Yes, they acknowledge its modernity (grudgingly), its playing surface (haltingly), and its capacity (ill-humouredly), but the location seems to rankle with quite a few people from other counties.
In fact, many of them see the location of the venue as some kind of conspiracy against them. It’s remote! It’s inconvenient! My position is absolutely irrefutable: Páirc Uí Chaoimh is in a terrible location!
Except for one thing.
It’s not.
For one thing, the stadium has always been there. You’re well warned in advance about your destination; it wasn’t suddenly moved to make things awkward for out-of-towners.
Second, there have been large-scale sports events in the area for almost 200 years. The Cork Park Racecourse was operating from the middle of the 19th century. Big crowds have always been able to access the area.
Most important, it compares well to other venues.
Let’s say you land into Cork for a big game in the Páirc. Conscious of the environment, you took the train and disembarked at Kent Station.
I consulted a walking-hiking website as an independent, objective source of information, and it suggested the journey from station to venue was approximately 2.9km.
For comparison purposes, landing at Heuston Station in Dublin entails a stroll of 5.16km to Croke Park. If you get the train to Limerick for a game, then the walk from the station out the Ennis Road to the Gaelic Grounds is a 3.4km hike.

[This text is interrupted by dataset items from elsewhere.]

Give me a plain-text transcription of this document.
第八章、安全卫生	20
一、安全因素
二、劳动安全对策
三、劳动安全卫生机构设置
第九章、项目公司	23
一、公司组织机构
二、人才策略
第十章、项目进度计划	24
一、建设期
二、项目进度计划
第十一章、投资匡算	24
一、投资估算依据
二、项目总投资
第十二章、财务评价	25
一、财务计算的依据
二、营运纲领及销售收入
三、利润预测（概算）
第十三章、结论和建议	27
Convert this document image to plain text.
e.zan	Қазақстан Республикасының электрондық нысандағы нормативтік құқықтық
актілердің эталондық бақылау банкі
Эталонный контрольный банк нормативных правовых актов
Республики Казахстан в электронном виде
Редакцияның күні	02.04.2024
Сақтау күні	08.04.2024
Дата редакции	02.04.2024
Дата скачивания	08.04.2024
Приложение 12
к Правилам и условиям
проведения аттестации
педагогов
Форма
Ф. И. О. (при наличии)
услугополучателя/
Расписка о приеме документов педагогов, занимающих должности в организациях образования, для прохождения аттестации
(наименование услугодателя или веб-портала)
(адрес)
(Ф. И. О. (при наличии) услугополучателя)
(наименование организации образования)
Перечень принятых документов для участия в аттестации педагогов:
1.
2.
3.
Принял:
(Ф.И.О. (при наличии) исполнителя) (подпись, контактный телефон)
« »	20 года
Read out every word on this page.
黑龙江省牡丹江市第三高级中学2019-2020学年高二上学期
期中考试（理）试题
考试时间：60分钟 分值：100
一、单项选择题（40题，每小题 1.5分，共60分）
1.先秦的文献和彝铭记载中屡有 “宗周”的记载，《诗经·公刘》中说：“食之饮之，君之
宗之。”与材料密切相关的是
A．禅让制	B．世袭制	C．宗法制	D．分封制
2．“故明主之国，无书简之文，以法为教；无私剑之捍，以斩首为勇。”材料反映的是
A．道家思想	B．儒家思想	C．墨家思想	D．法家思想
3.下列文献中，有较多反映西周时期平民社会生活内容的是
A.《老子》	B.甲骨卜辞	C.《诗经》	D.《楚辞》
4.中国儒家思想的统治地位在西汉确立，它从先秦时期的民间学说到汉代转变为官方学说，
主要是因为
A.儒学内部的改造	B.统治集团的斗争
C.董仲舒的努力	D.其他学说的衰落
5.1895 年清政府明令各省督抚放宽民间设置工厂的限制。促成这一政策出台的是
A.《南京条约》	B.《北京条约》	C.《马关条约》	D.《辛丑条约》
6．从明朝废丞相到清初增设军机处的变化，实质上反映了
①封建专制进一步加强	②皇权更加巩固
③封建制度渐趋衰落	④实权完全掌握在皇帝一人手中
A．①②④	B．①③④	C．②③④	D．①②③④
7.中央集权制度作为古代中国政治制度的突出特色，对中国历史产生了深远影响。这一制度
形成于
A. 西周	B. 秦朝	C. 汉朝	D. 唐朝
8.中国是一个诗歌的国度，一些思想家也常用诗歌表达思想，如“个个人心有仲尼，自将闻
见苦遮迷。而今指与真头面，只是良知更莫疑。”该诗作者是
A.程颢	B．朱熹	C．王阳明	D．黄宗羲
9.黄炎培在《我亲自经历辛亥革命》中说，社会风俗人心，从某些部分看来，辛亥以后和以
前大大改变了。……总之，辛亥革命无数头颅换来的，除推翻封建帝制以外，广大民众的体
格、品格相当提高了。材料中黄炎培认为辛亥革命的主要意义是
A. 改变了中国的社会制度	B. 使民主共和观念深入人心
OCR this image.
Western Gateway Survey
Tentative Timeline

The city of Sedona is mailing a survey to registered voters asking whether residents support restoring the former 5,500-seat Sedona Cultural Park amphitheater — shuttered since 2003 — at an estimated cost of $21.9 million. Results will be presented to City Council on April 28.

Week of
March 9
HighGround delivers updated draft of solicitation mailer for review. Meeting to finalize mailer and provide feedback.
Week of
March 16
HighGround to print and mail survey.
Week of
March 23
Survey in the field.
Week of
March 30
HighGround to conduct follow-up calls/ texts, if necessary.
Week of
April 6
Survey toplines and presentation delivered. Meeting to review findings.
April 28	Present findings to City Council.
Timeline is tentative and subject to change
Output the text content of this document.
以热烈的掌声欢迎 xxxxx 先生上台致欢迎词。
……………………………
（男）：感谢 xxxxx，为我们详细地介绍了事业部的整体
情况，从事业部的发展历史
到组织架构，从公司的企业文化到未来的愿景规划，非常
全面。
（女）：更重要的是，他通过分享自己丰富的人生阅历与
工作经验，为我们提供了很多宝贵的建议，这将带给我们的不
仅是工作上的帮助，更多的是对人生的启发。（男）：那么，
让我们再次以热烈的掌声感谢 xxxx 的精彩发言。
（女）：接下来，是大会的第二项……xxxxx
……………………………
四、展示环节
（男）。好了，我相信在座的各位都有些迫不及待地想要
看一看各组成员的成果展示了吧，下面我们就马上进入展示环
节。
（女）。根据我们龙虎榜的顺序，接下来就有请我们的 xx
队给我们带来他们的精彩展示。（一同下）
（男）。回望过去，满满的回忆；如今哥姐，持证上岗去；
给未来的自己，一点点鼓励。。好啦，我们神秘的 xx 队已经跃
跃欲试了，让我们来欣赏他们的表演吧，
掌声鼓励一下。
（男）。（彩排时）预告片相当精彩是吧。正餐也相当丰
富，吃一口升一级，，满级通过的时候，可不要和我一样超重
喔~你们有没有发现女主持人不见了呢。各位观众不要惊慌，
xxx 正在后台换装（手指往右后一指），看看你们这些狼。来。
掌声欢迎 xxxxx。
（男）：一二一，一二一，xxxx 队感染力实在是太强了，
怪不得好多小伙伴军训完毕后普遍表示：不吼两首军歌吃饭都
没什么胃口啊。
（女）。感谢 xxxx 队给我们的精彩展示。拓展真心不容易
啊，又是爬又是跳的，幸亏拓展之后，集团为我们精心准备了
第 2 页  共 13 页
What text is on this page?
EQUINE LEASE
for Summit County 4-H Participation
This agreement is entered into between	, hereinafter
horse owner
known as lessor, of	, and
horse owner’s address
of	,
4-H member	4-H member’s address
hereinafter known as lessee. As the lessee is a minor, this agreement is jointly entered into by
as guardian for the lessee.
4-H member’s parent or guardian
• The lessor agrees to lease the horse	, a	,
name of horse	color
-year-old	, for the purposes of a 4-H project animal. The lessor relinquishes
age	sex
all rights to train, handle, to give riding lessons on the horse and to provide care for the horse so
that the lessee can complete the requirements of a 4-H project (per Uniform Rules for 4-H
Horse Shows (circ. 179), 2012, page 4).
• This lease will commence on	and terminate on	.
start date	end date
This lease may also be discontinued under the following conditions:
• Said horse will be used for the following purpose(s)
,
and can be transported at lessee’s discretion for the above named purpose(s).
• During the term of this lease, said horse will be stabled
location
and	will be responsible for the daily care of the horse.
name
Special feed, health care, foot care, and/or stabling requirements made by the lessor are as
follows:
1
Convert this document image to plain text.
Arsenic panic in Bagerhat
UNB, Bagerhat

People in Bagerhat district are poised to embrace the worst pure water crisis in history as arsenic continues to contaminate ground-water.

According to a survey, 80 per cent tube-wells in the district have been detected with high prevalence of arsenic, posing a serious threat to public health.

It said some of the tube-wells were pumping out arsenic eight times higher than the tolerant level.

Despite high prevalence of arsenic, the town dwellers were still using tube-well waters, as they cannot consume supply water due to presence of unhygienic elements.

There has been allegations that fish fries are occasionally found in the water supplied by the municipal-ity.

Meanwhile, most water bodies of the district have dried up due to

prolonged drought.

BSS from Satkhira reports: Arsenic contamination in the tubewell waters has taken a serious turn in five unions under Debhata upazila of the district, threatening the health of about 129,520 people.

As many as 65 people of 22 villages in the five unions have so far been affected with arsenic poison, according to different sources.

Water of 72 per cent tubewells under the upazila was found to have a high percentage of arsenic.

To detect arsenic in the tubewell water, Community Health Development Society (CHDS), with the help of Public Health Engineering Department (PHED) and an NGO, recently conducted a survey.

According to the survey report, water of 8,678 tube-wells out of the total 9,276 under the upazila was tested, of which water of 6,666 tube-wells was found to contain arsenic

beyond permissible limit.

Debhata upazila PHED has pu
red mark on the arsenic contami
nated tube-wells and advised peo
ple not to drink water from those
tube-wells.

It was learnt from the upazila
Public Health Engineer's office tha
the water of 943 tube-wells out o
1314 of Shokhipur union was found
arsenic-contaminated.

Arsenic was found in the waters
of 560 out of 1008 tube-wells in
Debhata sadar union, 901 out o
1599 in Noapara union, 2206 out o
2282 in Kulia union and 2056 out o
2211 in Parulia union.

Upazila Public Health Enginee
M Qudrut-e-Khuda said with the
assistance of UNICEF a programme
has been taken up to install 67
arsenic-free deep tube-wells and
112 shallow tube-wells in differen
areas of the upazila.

Say you let the train take the strain to a game in Waterford. When you leave Plunkett Station you’re looking at a walk of 2.04 kilometres up to Walsh Park, and the word ‘up’ is doing some fair work in that sentence. My walking-hiking website estimates the elevation during that stroll to be 38m, which will sound a serious underestimation to anyone heading up the slope through The Glen or Gracedieu.
(For comparison, the elevation from Heuston to Croke Park in Dublin is 21m, which will ring a bell with anyone hiking up North Great Georges Street. The elevation from Kent Station to Páirc Uí Chaoimh is estimated at 7m.)
The journeys in the smaller urban centres are a good deal shorter.
Ennis train station to Cusack Park? About 1.3km. Thurles train station to Tom Semple’s field: just over 800m. (Ennis is almost one-tenth the size of Cork, Thurles around one-twenty-fifth the size of Cork.)
Enjoy Sunday. It’s not that far away at all.